Ghjuvan’Federicu Terrazzoni : Comment vous est venue l’idée de créer un film sur Pasquale Paoli ?
Rinatu Frassatti : L’idée m’est venue au début des années 2010. J’ai 25 ans à cette époque-là, je vis entre la Corse, Paris et l’Italie. Pour mes études et mon travail, j’ai vécu pendant près de quinze ans hors de l’île, j’y revenais fréquemment mais ce pas de côté m’a aussi permis d’adopter un autre point de vue sur la Corse, de prendre du recul. De réfléchir sur mon rapport à l’île, parfois conflictuel, toujours amoureux.
Et les écrits du jeune Bonaparte sur son rapport à l’île et notamment sur l’admiration qu’il portait à Paoli m’ont apparu comme étrangement modernes, comme s’ils avaient été écrits par un jeune corse d’aujourd’hui. Entre utopie et rêve. Une candeur qui allait, avec l’épreuve du réel, s’estomper. Mais je voulais explorer cette part de rêve et d’utopie qui me semble être présent depuis toujours dans nos psychés. Les Exilés venait de naître. Comment parler de mon rapport à la Corse au XXIème siècle ? En réalisant un film sur la Corse du XVIIIème siècle..
G.F.T. : Qu’est-ce qui vous a le plus marqué chez Paoli en travaillant sur ce film ?
R.F : Forcément je pense d’abord à son sens aiguisé de la politique et son côté visionnaire. Son charisme également, que ce soit en Corse ou partout où il est passé en Europe. Son héritage politique enfin, qui a inspiré les principaux mouvements révolutionnaires de la fin du siècle. Il est toujours vertigineux de se dire que Bonaparte et Paoli ont vécu à la même époque, deux «titans politiques» ont cohabité et sont issus de la même petite île de Méditerranée.

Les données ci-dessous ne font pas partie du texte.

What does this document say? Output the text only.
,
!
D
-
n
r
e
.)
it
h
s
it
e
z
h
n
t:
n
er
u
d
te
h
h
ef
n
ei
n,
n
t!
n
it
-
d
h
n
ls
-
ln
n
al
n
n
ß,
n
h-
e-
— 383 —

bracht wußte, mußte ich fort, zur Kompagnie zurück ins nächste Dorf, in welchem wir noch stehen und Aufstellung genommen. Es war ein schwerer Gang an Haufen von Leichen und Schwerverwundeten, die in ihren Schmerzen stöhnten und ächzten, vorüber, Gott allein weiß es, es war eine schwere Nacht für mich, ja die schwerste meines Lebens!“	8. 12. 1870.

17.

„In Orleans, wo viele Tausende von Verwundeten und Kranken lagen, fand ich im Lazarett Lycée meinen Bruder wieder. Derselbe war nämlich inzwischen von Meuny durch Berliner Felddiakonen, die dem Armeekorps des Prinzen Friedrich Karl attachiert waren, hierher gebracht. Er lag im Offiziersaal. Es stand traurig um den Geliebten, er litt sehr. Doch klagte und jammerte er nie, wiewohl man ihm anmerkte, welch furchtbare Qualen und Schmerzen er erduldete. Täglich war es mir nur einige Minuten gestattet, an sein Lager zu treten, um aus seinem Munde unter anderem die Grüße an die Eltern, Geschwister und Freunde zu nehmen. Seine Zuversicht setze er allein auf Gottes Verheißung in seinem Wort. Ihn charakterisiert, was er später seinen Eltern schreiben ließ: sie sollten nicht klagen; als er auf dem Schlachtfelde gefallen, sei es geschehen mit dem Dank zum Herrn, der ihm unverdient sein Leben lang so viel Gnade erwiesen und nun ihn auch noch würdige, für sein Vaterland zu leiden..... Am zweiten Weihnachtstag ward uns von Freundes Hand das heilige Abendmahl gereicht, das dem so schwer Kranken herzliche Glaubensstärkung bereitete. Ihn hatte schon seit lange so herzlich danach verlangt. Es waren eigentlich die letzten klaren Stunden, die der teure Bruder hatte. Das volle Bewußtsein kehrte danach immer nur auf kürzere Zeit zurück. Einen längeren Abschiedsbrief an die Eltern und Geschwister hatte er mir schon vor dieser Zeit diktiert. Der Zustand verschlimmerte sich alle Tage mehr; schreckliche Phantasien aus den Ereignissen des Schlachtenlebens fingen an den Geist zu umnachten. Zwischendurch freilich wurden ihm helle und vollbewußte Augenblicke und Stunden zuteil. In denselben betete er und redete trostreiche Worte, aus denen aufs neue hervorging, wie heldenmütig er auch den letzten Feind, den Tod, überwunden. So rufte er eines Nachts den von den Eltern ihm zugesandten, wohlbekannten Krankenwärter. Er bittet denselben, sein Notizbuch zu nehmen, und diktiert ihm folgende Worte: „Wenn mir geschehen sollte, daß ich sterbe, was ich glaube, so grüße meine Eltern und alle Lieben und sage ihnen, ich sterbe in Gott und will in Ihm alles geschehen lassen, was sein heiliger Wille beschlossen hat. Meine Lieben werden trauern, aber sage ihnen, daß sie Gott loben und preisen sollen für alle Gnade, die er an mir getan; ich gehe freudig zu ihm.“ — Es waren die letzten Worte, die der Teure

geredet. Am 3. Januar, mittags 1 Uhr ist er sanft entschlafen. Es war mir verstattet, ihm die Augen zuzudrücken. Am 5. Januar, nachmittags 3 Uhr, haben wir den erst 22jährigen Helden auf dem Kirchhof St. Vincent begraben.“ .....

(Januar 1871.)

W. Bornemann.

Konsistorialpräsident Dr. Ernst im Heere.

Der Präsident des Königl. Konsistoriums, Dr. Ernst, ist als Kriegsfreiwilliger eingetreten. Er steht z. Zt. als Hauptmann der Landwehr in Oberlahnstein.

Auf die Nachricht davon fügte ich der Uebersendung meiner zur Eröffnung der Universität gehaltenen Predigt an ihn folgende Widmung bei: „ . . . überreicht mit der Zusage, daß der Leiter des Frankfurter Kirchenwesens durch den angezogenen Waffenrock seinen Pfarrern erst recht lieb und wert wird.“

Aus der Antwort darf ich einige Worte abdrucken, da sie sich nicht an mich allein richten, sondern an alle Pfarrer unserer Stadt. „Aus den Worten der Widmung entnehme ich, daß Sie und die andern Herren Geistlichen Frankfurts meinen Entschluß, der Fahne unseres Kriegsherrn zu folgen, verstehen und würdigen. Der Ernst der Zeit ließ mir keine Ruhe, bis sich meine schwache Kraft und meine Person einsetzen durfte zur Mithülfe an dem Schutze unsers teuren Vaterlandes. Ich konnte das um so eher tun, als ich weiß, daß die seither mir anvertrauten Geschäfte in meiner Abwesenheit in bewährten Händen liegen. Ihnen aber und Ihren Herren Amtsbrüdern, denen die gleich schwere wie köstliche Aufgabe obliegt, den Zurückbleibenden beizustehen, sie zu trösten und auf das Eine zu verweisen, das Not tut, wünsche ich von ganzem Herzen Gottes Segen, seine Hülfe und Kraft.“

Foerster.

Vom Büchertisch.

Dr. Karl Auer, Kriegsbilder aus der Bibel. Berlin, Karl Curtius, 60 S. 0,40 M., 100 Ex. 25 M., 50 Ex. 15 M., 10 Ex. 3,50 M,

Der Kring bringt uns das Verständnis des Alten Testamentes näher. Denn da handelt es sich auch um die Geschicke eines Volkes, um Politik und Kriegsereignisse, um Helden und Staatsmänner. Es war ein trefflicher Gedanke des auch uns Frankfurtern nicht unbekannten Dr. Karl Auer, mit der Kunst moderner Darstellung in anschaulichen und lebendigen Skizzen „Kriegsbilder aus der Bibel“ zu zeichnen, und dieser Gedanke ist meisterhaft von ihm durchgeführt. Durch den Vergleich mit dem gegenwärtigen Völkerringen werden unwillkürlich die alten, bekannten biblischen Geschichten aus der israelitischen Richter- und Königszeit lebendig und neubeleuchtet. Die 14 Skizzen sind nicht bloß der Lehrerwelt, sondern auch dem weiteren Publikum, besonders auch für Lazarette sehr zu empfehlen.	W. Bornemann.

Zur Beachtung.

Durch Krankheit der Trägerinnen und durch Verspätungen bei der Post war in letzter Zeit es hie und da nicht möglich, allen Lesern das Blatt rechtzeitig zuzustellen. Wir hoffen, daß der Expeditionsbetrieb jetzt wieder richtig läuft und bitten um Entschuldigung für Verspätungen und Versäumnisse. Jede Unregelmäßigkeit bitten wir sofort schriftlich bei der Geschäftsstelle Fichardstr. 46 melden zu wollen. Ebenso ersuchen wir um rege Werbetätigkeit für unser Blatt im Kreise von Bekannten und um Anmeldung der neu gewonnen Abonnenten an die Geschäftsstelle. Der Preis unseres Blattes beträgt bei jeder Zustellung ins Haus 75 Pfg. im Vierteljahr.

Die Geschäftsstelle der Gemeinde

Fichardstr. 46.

G.F.T. : Quelle qualité de Paoli voudriez-vous que les spectateurs admirent après avoir vu le film ?
R.F : C’est ce que j’aimerais que les gens retiennent après avoir vu le film : se rendre compte ce qu’a enfanté la Corse et qu’ils aient l’envie de continuer l’exploration de Paoli comme du jeune Bonaparte, trop souvent éludé par son destin impérial qui va suivre.
G.F.T. : Quelle scène du film est votre préférée pour illustrer Paoli ? R.F : On m’a souvent parlé de la scène du discours qui est assez emblématique du Paoli à la fois martial, militaire même, mais aussi précurseur de valeurs démocratiques, encore tout juste embryonnaires à cette époque-là.
G.F.T. : Comment avez-vous travaillé avec les acteurs pour qu’ils incarnent authentiquement ces figures historiques surtout en ce qui concerne le discours et la gestuelle de l’époque ?
R.F : On a travaillé notamment sur le mélange des langues. Dans Les Exilés, on parle corse, italien, français et anglais. Mon père, Michel Frassati, a supervisé la partie en langue corse pour que l’on soit précis aussi sur les accents et les expressions en fonction de la région d’origine du personnage.
Sur la gestuelle, je ne voulais pas forcément qu’il y ait un réalisme précis par rapport à l’époque mais plutôt laisser une liberté de jeu aux comédiens.
G.F.T. : Une dernière question plus personnelle, avez-vous d’autres projets cinématographiques en cours ?
R.F : J’ai plusieurs projets en cours. Un long-métrage franco- italien déjà écrit mais qui a peiné à se financer depuis 2019, un 3ème court-métrage que j’espère tourner cette année ou l’année prochaine. Et j’entame l’écriture d’un nouveau long. Je n’ai pas l’envie ni la capacité pour développer des films à intervalles réguliers, je suis plutôt lent dans l’écriture. Je préfère tenter de développer une filmographie resserrée mais où chaque film que je serai parvenu à réaliser dégage quelque chose d’essentiel pour moi.
Rinatu Frassati hè un cineastu esigenti, arradicatu à i so loca è apartu à u mondu. Si servi di i so criazioni da visticà a so storia, a so lingua, è pona dumandi univirsali. V’eccu un assaghju d’un cuntrastu monda piacenti.